Jasper suivit le Gardien de Black Noctifer à l’intérieur du manoir. Cossus enfila un couloir d’un pas si vif que son invité avait du mal à suivre. Il fut soulagé de voir arriver – enfin – un tube suspendu qui les transporta tous les deux (ou tous les quatre, si l’on comptait Cyril et Bernadette) vers une vaste suite meublée dans le vieux style typique des Fées de la Nuit : stores fermés, luminosité minimale.
— Mes quartiers privés, annonça Cossus. Ici, on peut parler librement. J’ai programmé un golem* pour diffuser des conversations anodines afin de duper les services d’espionnage.
— Tu as programmé un golem ?
— Oui.
— Mais c’est… c’est très dangereux ! bégaya Blafardos, qui avait autant peur qu’envie de le rencontrer.
— Très, confirma son interlocuteur.
— Et la loi le défend !
— En effet. Enfin, pour quelque temps encore…
Les deux hommes se sourirent, et le malaise se dissipa.
— Pourquoi ne pas utiliser un sortilège de discrétion ?
— Pour ne pas éveiller la méfiance. Et pour éviter que les espions n’enregistrent cette pièce comme « vide » ; car si Black me demandait de justifier mon emploi du temps, je serais bien embêté après ! Bon, passons aux choses sérieuses : tu veux un verre ?
— Un verre ou un vyr ? risqua Jasper.
Cossus fronça les sourcils.
« Arrête ! gronda Cyril, furieux. On n’est pas là pour plaisanter ! »
— Excuse-moi… Oui, je veux bien un verre, s’il te plaît.

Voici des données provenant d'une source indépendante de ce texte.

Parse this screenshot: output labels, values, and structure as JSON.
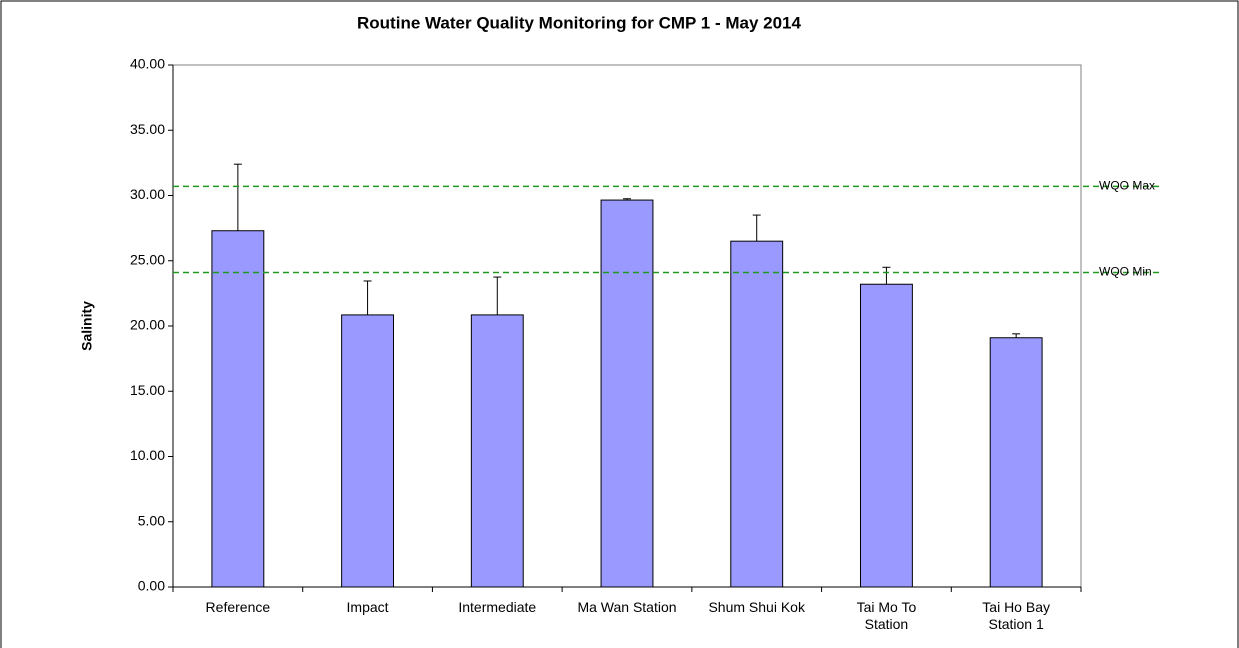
{
  "chart_data": {
    "type": "bar",
    "title": "Routine Water Quality Monitoring for CMP 1 - May 2014",
    "y_label": "Salinity",
    "categories": [
      "Reference",
      "Impact",
      "Intermediate",
      "Ma Wan Station",
      "Shum Shui Kok",
      "Tai Mo To\nStation",
      "Tai Ho Bay\nStation 1"
    ],
    "series": [
      {
        "color": "#9999ff",
        "values": [
          27.3,
          20.85,
          20.85,
          29.65,
          26.5,
          23.2,
          19.1
        ],
        "errors": [
          5.1,
          2.6,
          2.9,
          0.1,
          2.0,
          1.3,
          0.3
        ]
      }
    ],
    "reference_lines": [
      {
        "label": "WQO Max",
        "value": 30.7,
        "color": "#1f9a1f"
      },
      {
        "label": "WQO Min",
        "value": 24.1,
        "color": "#1f9a1f"
      }
    ],
    "ylim": [
      0,
      40
    ],
    "yticks": [
      {
        "value": 0,
        "label": "0.00"
      },
      {
        "value": 5,
        "label": "5.00"
      },
      {
        "value": 10,
        "label": "10.00"
      },
      {
        "value": 15,
        "label": "15.00"
      },
      {
        "value": 20,
        "label": "20.00"
      },
      {
        "value": 25,
        "label": "25.00"
      },
      {
        "value": 30,
        "label": "30.00"
      },
      {
        "value": 35,
        "label": "35.00"
      },
      {
        "value": 40,
        "label": "40.00"
      }
    ],
    "grid": false
  }
}
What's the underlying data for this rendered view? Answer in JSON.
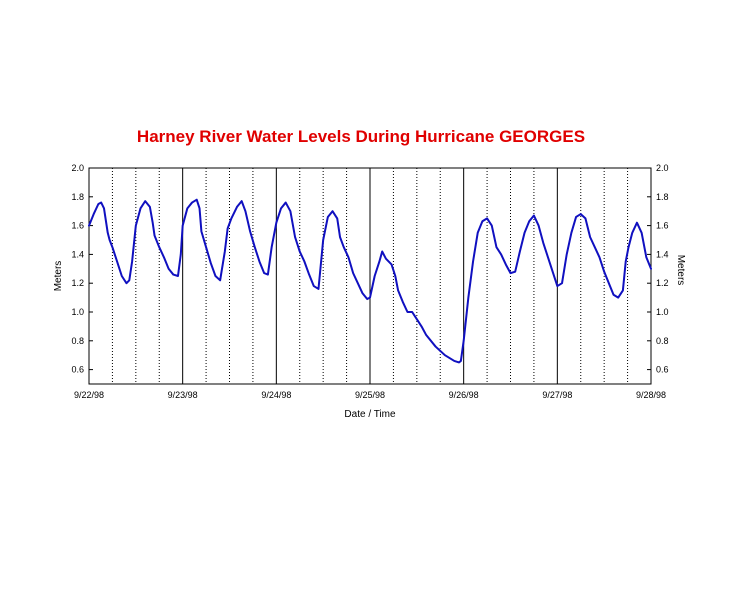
{
  "chart_data": {
    "type": "line",
    "title": "Harney River Water Levels During Hurricane GEORGES",
    "xlabel": "Date / Time",
    "ylabel": "Meters",
    "ylabel_right": "Meters",
    "xlim": [
      0,
      6
    ],
    "ylim": [
      0.5,
      2.0
    ],
    "y_ticks": [
      0.6,
      0.8,
      1.0,
      1.2,
      1.4,
      1.6,
      1.8,
      2.0
    ],
    "y_tick_labels": [
      "0.6",
      "0.8",
      "1.0",
      "1.2",
      "1.4",
      "1.6",
      "1.8",
      "2.0"
    ],
    "x_ticks": [
      0,
      1,
      2,
      3,
      4,
      5,
      6
    ],
    "x_tick_labels": [
      "9/22/98",
      "9/23/98",
      "9/24/98",
      "9/25/98",
      "9/26/98",
      "9/27/98",
      "9/28/98"
    ],
    "major_gridlines_x": [
      1,
      2,
      3,
      4,
      5
    ],
    "minor_gridlines_x": [
      0.25,
      0.5,
      0.75,
      1.25,
      1.5,
      1.75,
      2.25,
      2.5,
      2.75,
      3.25,
      3.5,
      3.75,
      4.25,
      4.5,
      4.75,
      5.25,
      5.5,
      5.75
    ],
    "line_color": "#1010c0",
    "series": [
      {
        "x": [
          0.0,
          0.05,
          0.1,
          0.13,
          0.16,
          0.2,
          0.22,
          0.25,
          0.3,
          0.35,
          0.4,
          0.43,
          0.46,
          0.5,
          0.55,
          0.6,
          0.65,
          0.68,
          0.7,
          0.75,
          0.8,
          0.85,
          0.9,
          0.95,
          0.98,
          1.0,
          1.05,
          1.1,
          1.15,
          1.18,
          1.2,
          1.25,
          1.3,
          1.35,
          1.4,
          1.45,
          1.48,
          1.52,
          1.58,
          1.63,
          1.67,
          1.72,
          1.77,
          1.82,
          1.87,
          1.91,
          1.95,
          2.0,
          2.05,
          2.1,
          2.15,
          2.2,
          2.25,
          2.3,
          2.35,
          2.4,
          2.45,
          2.5,
          2.55,
          2.6,
          2.65,
          2.68,
          2.72,
          2.77,
          2.82,
          2.87,
          2.92,
          2.97,
          3.0,
          3.05,
          3.1,
          3.13,
          3.17,
          3.2,
          3.23,
          3.27,
          3.3,
          3.35,
          3.4,
          3.45,
          3.5,
          3.55,
          3.6,
          3.7,
          3.8,
          3.9,
          3.95,
          3.97,
          4.0,
          4.05,
          4.1,
          4.15,
          4.2,
          4.25,
          4.3,
          4.35,
          4.4,
          4.45,
          4.5,
          4.55,
          4.6,
          4.65,
          4.7,
          4.75,
          4.8,
          4.85,
          4.9,
          4.95,
          5.0,
          5.05,
          5.1,
          5.15,
          5.2,
          5.25,
          5.3,
          5.35,
          5.4,
          5.45,
          5.5,
          5.55,
          5.6,
          5.65,
          5.7,
          5.73,
          5.76,
          5.8,
          5.85,
          5.9,
          5.95,
          6.0
        ],
        "y": [
          1.6,
          1.68,
          1.75,
          1.76,
          1.72,
          1.55,
          1.5,
          1.45,
          1.35,
          1.25,
          1.2,
          1.22,
          1.35,
          1.6,
          1.72,
          1.77,
          1.73,
          1.62,
          1.53,
          1.45,
          1.38,
          1.3,
          1.26,
          1.25,
          1.4,
          1.6,
          1.72,
          1.76,
          1.78,
          1.72,
          1.56,
          1.45,
          1.34,
          1.25,
          1.22,
          1.42,
          1.58,
          1.65,
          1.73,
          1.77,
          1.7,
          1.56,
          1.45,
          1.35,
          1.27,
          1.26,
          1.45,
          1.62,
          1.72,
          1.76,
          1.7,
          1.52,
          1.42,
          1.35,
          1.26,
          1.18,
          1.16,
          1.5,
          1.66,
          1.7,
          1.65,
          1.52,
          1.45,
          1.38,
          1.27,
          1.2,
          1.13,
          1.09,
          1.1,
          1.25,
          1.35,
          1.42,
          1.37,
          1.35,
          1.33,
          1.25,
          1.15,
          1.07,
          1.0,
          1.0,
          0.95,
          0.9,
          0.84,
          0.76,
          0.7,
          0.66,
          0.65,
          0.66,
          0.8,
          1.1,
          1.35,
          1.55,
          1.63,
          1.65,
          1.6,
          1.45,
          1.4,
          1.33,
          1.27,
          1.28,
          1.42,
          1.55,
          1.63,
          1.67,
          1.6,
          1.48,
          1.38,
          1.28,
          1.18,
          1.2,
          1.4,
          1.55,
          1.66,
          1.68,
          1.65,
          1.52,
          1.45,
          1.38,
          1.28,
          1.2,
          1.12,
          1.1,
          1.15,
          1.35,
          1.45,
          1.55,
          1.62,
          1.55,
          1.38,
          1.3
        ]
      }
    ]
  }
}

Cossus Cossus s’éloigna vers le bar pendant que Blafardos admirait un magnifique tableau représentant une scène de torture de jadis – rien à voir avec les tableaux qu’on appréciait ces temps-ci dans le Royaume : à l’évidence, celui-ci avait été peint par un artiste sachant dessiner. Quand Jasper se retourna, il constata avec stupeur que Cossus avait apporté un plateau avec deux verres… et deux seringues hypodermiques.
— Je n’aime pas les piqûres, prévint Blafardos en reculant contre le mur.
— Allonge le bras. Serre le poing. Tu as de belles veines, tu sais ? Détends-toi. Tu ne sentiras rien.
« NE LE LAISSE PAS FAIRE ! » hurla Cyril.
Trop tard. Cossus avait déjà bondi. Enfoncé son aiguille. Appuyé sur le piston. Une étrange chaleur envahit Jasper. La pièce se mit à tourner autour de lui.
Autour de Jasper, le monde devint flou.
— Que… que m’as-tu injecté ? souffla-t-il.
Cossus eut un sourire bizarre et s’empara de la seconde aiguille.